I had a huge dose of LSD and eight days of insanity under it, and [Tyson] was absolutely riveted by the notion that there was such a thing.

I'm less interested in how you and Tyson first met, so much as how you two became friends.

The first night we met, we had a terrific, long conversation. He'd come by the set of [1987's] "The Pick-up Artist," which I was shooting at the Museum of Natural History. We went, at five in the morning, for a two-hour walk in Central Park. He was 19 years old and about to become Heavyweight Champion. We got into my experience at Jim Brown's house in the Hollywood Hills, and we just had a bracing conversation. I felt, this is a guy I could spend a lot of time with, and I think he had a similar response. There was a feeling that we've each got a lot to learn from the other, a back-and-forth, rhythmic connection that you have when you each feel: "I'm in the presence of somebody whose friendship will be valuable."

So what have you learned from him?

A great deal about the psychology of fighting, about early exposure to violent criminal life, the closeness to death and the acceptance of it at a very early age because of its sociological proximity. He was fascinated with my experience with madness on LSD, which he couldn't get over. He kept saying, "What do you mean, 'madness'?" I had a huge dose of LSD and eight days of insanity under it, and he was absolutely riveted by the notion that there was such a thing. Of course, years later, when he goes to solitary confinement in [the] penitentiary, he was lying in a corner one day and said to himself, suddenly, "This is what Toback meant. Now I'm insane."

04152009_Tyson3.jpgWhat do you two ever disagree about?

It's quite remarkable. In 24 years of friendship, the only unpleasant moment I had with him was when he was going to hire Don King as a manager. I said to him, "But you yourself have always said that you would never go with Don King because of things you'd heard from other fighters," including Ali, who he idolized. He got very upset and angry, said he didn't want to discuss Don King, and I insisted that he was the one who had said it. I was simply quoting him back to himself. He said he wouldn't talk about it anymore. He was going to do it, and that was it. That's the only time we had a moment like that.

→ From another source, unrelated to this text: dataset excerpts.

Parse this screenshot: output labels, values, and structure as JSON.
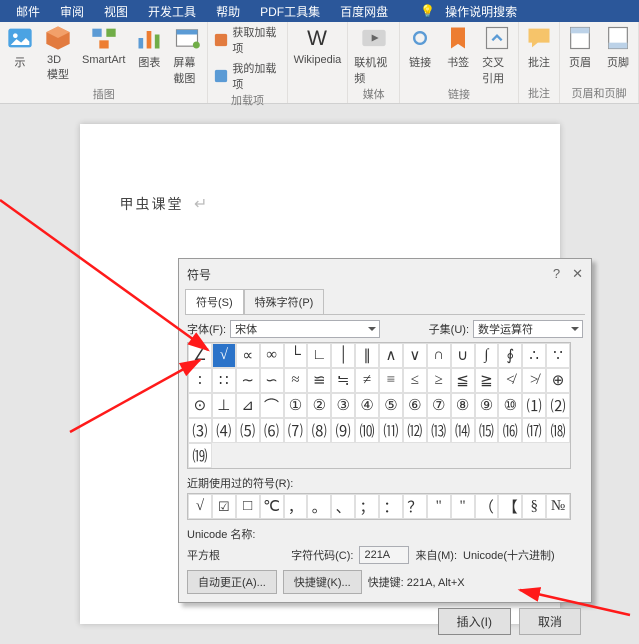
{
  "tabs": [
    "邮件",
    "审阅",
    "视图",
    "开发工具",
    "帮助",
    "PDF工具集",
    "百度网盘"
  ],
  "search_hint": "操作说明搜索",
  "ribbon": {
    "g1": {
      "items": [
        "示",
        "3D\n模型",
        "SmartArt",
        "图表",
        "屏幕截图"
      ],
      "label": "插图"
    },
    "g2": {
      "items": [
        "获取加载项",
        "我的加载项",
        "Wikipedia"
      ],
      "label": "加载项"
    },
    "g3": {
      "items": [
        "联机视频"
      ],
      "label": "媒体"
    },
    "g4": {
      "items": [
        "链接",
        "书签",
        "交叉引用"
      ],
      "label": "链接"
    },
    "g5": {
      "items": [
        "批注"
      ],
      "label": "批注"
    },
    "g6": {
      "items": [
        "页眉",
        "页脚"
      ],
      "label": "页眉和页脚"
    }
  },
  "doc_text": "甲虫课堂",
  "dlg": {
    "title": "符号",
    "tabs": [
      "符号(S)",
      "特殊字符(P)"
    ],
    "font_label": "字体(F):",
    "font_value": "宋体",
    "subset_label": "子集(U):",
    "subset_value": "数学运算符",
    "symbols": [
      "∠",
      "√",
      "∝",
      "∞",
      "└",
      "∟",
      "│",
      "∥",
      "∧",
      "∨",
      "∩",
      "∪",
      "∫",
      "∮",
      "∴",
      "∵",
      "∶",
      "∷",
      "∼",
      "∽",
      "≈",
      "≌",
      "≒",
      "≠",
      "≡",
      "≤",
      "≥",
      "≦",
      "≧",
      "≮",
      "≯",
      "⊕",
      "⊙",
      "⊥",
      "⊿",
      "⌒",
      "①",
      "②",
      "③",
      "④",
      "⑤",
      "⑥",
      "⑦",
      "⑧",
      "⑨",
      "⑩",
      "⑴",
      "⑵",
      "⑶",
      "⑷",
      "⑸",
      "⑹",
      "⑺",
      "⑻",
      "⑼",
      "⑽",
      "⑾",
      "⑿",
      "⒀",
      "⒁",
      "⒂",
      "⒃",
      "⒄",
      "⒅",
      "⒆"
    ],
    "recent_label": "近期使用过的符号(R):",
    "recent": [
      "√",
      "☑",
      "□",
      "℃",
      "，",
      "。",
      "、",
      "；",
      "：",
      "？",
      "\"",
      "\"",
      "（",
      "【",
      "§",
      "№"
    ],
    "uni_name_label": "Unicode 名称:",
    "uni_name": "平方根",
    "code_label": "字符代码(C):",
    "code_value": "221A",
    "from_label": "来自(M):",
    "from_value": "Unicode(十六进制)",
    "autocorrect": "自动更正(A)...",
    "shortcut_btn": "快捷键(K)...",
    "shortcut_label": "快捷键: 221A, Alt+X",
    "insert": "插入(I)",
    "cancel": "取消"
  }
}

I imagine he's not someone to question after putting his foot down.

I never felt any physical fear in his presence. In fact, we were posing for photos a couple weeks ago, and we were facing each other. I looked right into his eyes, and he cracked up. He said, "You could frighten a lot of fighters with that look." It's funny in light of the section of the movie where he talks about staring into fighters' eyes and crippling them with the fear he was feeling before. He seems to have fear as a sort of operative reality. It's the thing he's reacting to in himself, and his whole ability to function seems to be a driven reaction to his own fear.

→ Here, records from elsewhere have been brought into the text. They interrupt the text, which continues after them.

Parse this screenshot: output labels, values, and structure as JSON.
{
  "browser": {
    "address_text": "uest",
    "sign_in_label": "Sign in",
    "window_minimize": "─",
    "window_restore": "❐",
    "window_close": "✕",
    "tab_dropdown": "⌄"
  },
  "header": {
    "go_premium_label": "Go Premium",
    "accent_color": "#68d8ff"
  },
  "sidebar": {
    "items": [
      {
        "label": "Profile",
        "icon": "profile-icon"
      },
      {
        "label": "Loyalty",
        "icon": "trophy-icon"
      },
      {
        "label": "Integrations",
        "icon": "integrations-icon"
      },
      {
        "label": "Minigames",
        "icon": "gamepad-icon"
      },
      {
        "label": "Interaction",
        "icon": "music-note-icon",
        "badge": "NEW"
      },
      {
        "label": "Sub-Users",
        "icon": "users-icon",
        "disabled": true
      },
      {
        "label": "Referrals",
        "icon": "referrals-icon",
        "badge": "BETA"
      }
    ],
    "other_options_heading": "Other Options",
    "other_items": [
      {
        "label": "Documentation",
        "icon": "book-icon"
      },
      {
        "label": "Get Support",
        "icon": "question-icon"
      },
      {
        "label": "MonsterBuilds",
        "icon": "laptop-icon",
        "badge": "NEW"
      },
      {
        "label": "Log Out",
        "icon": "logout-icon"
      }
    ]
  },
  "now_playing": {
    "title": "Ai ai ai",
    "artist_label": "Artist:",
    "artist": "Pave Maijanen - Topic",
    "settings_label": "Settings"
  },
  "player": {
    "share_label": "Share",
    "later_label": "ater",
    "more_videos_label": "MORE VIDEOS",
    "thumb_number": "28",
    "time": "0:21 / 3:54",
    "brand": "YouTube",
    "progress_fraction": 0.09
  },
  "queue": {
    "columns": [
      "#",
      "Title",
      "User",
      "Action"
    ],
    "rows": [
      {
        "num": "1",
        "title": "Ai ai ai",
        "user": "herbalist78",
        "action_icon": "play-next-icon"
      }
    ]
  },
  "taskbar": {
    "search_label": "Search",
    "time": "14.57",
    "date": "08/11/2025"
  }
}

He's very candid about his trust issues in the film. Why do you think he trusts you?

Well, I've never taken anything from him. My interest has been in him, not in what I could get from him. We've had a collaborative, even-keel friendship. He talks about "leeches" in the movie -- he's even leeched off people, and he must like it, because he's had these leech-like relationships. I'd say that I might be the only candidate for a non-leech relationship.